“I think when many voted for this, they thought there were going to be some cures coming out of this effort. And my bias is I have a 13-year-old daughter who has a spinal cord injury, partial break. I'd like to go home and tell my wife that this did something to advance the medical therapy that will ultimately provide her with the opportunity to walk again. What can you tell me that we've done that's going to get my daughter out of her wheelchair sooner (rather) than later after all this money has been spent?”
“You guys are not speaking to people in ways that they understand the value of what you are doing. And that bothers the heck out of me.”
“What can we say we've done to advance to a cure or to cures? It's fine that we've got all -- we've contributed to all. What can you say that we've actually done? We don't really have any -- I'm going to just say this because it's a bias and I know it's a bias. We don't have any tangible specific and measurable results that I can point to.”
“Tell me if I'm wrong and demonstrate it to me. I want to understand where the results are.”
“So I'm happy to tell you the results, but I guess the issue is the expectations. And when this was funded, it probably was an expectation that (if we) give them money and within a very, very, very short period of time, and frankly ten years is a relatively short period of time, and, as you may not know, the funding didn't start till 2006, but if you try -- we're trying to do things in a very accelerated way. The funding actually for the disease teams and strategic partnerships just started three years ago. Part of it is advancing....”
“The results are, do we have any cures? No, we don't have any cures, but the results are many. They're incremental, but they are all moving along a research continuum that any sort of drug therapy would follow.....”

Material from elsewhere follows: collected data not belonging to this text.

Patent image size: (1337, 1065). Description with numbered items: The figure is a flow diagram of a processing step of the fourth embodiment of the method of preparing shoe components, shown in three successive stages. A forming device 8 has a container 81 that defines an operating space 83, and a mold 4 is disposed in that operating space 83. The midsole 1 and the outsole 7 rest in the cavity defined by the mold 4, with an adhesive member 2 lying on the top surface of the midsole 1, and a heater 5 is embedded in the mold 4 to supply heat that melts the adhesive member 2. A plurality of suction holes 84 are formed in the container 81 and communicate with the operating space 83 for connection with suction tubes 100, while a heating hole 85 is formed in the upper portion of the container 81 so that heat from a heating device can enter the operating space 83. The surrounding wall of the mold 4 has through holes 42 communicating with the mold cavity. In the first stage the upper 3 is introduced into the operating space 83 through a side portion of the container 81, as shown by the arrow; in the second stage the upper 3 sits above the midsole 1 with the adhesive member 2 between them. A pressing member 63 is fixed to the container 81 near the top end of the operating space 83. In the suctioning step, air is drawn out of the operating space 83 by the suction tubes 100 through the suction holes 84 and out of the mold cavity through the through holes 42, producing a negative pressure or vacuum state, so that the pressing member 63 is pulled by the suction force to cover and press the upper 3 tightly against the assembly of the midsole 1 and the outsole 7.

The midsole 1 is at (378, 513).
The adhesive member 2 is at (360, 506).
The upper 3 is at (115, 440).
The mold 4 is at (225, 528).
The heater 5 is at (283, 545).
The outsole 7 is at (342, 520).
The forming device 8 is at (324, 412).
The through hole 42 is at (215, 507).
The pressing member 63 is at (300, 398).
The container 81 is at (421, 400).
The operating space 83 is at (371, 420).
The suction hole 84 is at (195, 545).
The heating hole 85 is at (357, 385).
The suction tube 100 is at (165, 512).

“Here's my problem. As you said earlier, and I agree with it completely, I think it's a question of expectations. I know when I voted for this, and I did vote for it, I had some expectations. And my expectations were (that) we were going to see something in terms of cures at the end of the rainbow after we spend $3 billion, whatever it is that we're spending here.
“So when I asked for an ROI -- and I do understand what you are trying to tell us. I do get it, but it's not translatable. It doesn't translate to the expectations that many of us voters had.”

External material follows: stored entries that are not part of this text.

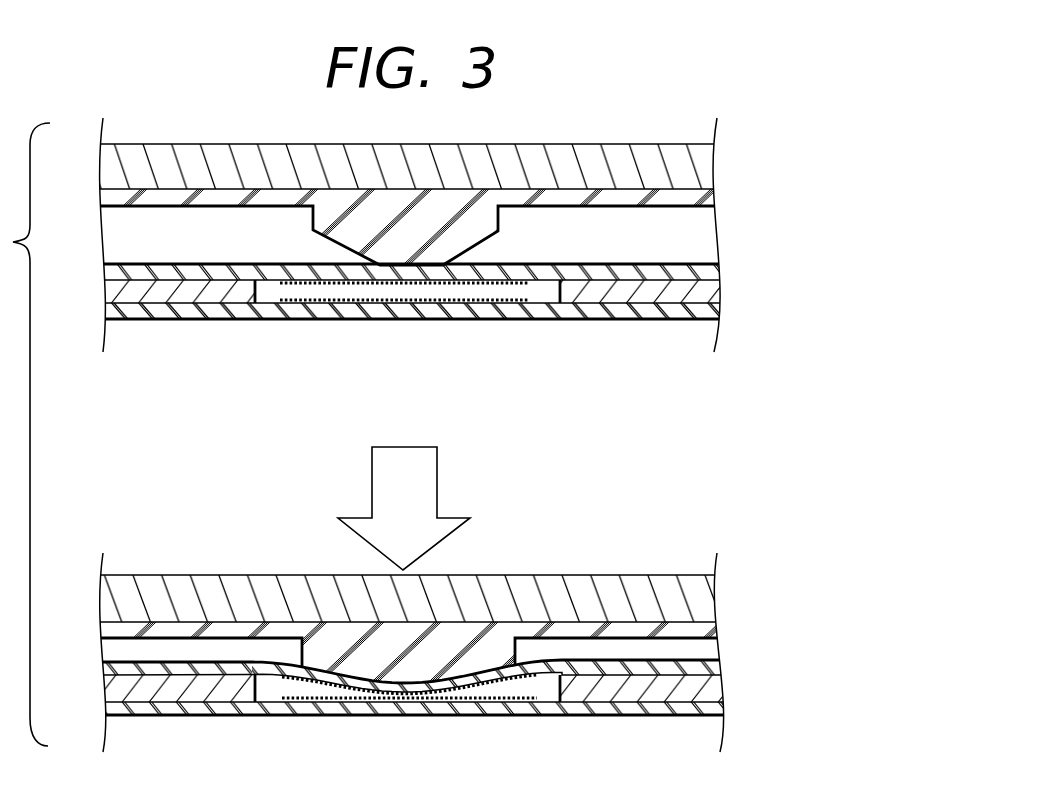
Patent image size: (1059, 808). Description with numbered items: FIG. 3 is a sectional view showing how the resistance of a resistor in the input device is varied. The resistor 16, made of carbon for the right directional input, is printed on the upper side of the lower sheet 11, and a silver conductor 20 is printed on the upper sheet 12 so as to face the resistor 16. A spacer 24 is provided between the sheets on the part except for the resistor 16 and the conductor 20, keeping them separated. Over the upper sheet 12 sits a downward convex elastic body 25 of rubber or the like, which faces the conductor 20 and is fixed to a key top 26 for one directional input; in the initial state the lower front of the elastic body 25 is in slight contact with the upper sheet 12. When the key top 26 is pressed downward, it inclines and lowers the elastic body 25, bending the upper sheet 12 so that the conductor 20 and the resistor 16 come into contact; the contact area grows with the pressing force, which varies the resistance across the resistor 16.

The lower sheet 11 is at (723, 310).
The upper sheet 12 is at (723, 267).
The resistor 16 is at (295, 305).
The conductor 20 is at (420, 285).
The spacer 24 is at (723, 288).
The elastic body 25 is at (707, 192).
The key top 26 is at (712, 156).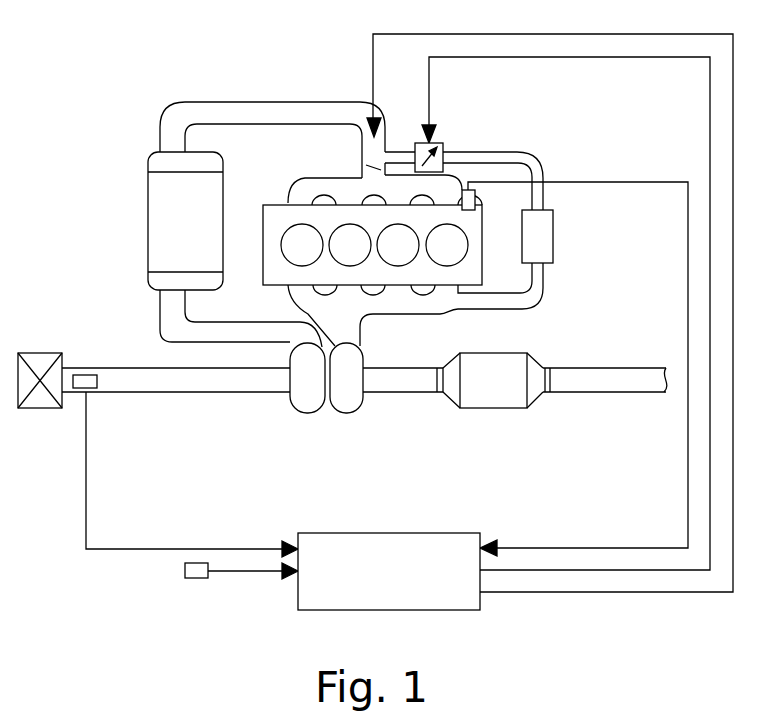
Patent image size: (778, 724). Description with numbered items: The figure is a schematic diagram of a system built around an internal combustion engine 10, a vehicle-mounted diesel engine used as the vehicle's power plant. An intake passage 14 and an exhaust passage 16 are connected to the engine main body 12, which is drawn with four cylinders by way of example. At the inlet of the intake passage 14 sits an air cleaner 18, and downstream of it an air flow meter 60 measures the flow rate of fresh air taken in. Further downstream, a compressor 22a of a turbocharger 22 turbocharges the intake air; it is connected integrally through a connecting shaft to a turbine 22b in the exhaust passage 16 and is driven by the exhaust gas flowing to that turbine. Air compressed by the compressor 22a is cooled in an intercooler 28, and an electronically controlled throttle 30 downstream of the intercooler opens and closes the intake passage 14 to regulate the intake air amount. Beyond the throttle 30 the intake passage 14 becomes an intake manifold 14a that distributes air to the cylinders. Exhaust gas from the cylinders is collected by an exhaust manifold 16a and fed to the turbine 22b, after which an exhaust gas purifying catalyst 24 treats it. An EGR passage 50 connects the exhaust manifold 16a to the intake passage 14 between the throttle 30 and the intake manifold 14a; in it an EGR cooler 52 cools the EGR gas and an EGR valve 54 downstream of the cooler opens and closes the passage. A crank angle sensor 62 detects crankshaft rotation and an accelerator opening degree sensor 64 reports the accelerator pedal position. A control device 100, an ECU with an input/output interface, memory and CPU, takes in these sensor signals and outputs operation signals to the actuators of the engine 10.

The internal combustion engine 10 is at (522, 134).
The engine main body 12 is at (263, 205).
The intake passage 14 is at (148, 405).
The intake manifold 14a is at (302, 180).
The exhaust passage 16 is at (432, 416).
The exhaust manifold 16a is at (297, 295).
The air cleaner 18 is at (46, 356).
The turbocharger 22 is at (342, 417).
The compressor 22a is at (308, 409).
The turbine 22b is at (352, 409).
The exhaust gas purifying catalyst 24 is at (502, 396).
The intercooler 28 is at (165, 213).
The throttle 30 is at (363, 148).
The EGR passage 50 is at (537, 290).
The EGR cooler 52 is at (440, 143).
The EGR valve 54 is at (555, 232).
The air flow meter 60 is at (88, 373).
The crank angle sensor 62 is at (486, 164).
The accelerator opening degree sensor 64 is at (183, 568).
The control device 100 is at (430, 523).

“The point is if we did spend all this money, what did we
get for it?”
“So if we do go back for a subsequent bond measure, I think we will be able to tell a story that will make California proud of being on the cutting edge and having facilitated the acceleration of the research, which, as Ellen said --”
“Not if you don't get beyond the marketing problem you got. I'm telling you, pal, I would have a hard time voting for it again."

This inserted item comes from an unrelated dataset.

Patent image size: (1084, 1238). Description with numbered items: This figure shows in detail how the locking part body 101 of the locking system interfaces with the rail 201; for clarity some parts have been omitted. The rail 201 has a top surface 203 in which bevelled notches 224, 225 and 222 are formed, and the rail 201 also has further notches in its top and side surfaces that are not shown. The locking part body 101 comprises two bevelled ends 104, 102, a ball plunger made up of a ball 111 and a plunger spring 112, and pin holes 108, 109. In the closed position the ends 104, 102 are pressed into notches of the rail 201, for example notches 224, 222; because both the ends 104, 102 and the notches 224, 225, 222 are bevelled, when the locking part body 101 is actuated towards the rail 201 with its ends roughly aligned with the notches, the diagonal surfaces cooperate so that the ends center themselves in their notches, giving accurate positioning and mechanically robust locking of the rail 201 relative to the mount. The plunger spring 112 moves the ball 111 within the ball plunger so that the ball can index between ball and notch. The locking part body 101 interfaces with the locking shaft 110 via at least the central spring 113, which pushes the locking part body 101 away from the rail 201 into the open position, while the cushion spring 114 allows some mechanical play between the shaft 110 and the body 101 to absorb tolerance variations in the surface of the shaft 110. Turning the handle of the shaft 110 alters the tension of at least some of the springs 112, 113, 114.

Our take: The California stem cell agency is virtually unknown to most of the people of California, which is not an unusual situation for most state agencies. Since Thomas was elected chairman in 2011, however, it has vastly improved its communications efforts. Nonetheless, it has not fulfilled the campaign promises of cures and won't be able to do so in the next two years. It does have a story to tell, albeit one that does not fit with the mythology of magical stem cells. Telling that story is hindered by mind-numbing Power Point presentations, which are little more than outlines that would be better replaced by nuanced, written documents. The challenge for the agency is to present not only the dry numbers but package the key figures with information that will connect viscerally and persuade people of the virtues of CIRM. Packaging and sizzle are the watchwords, depending on the audience. Each group has different concerns that need to be researched in advance and then addressed in tailored presentations. Whether CIRM's efforts so far have been worth $6 billion remains to be determined, but it is clear that it has not yet made its best case.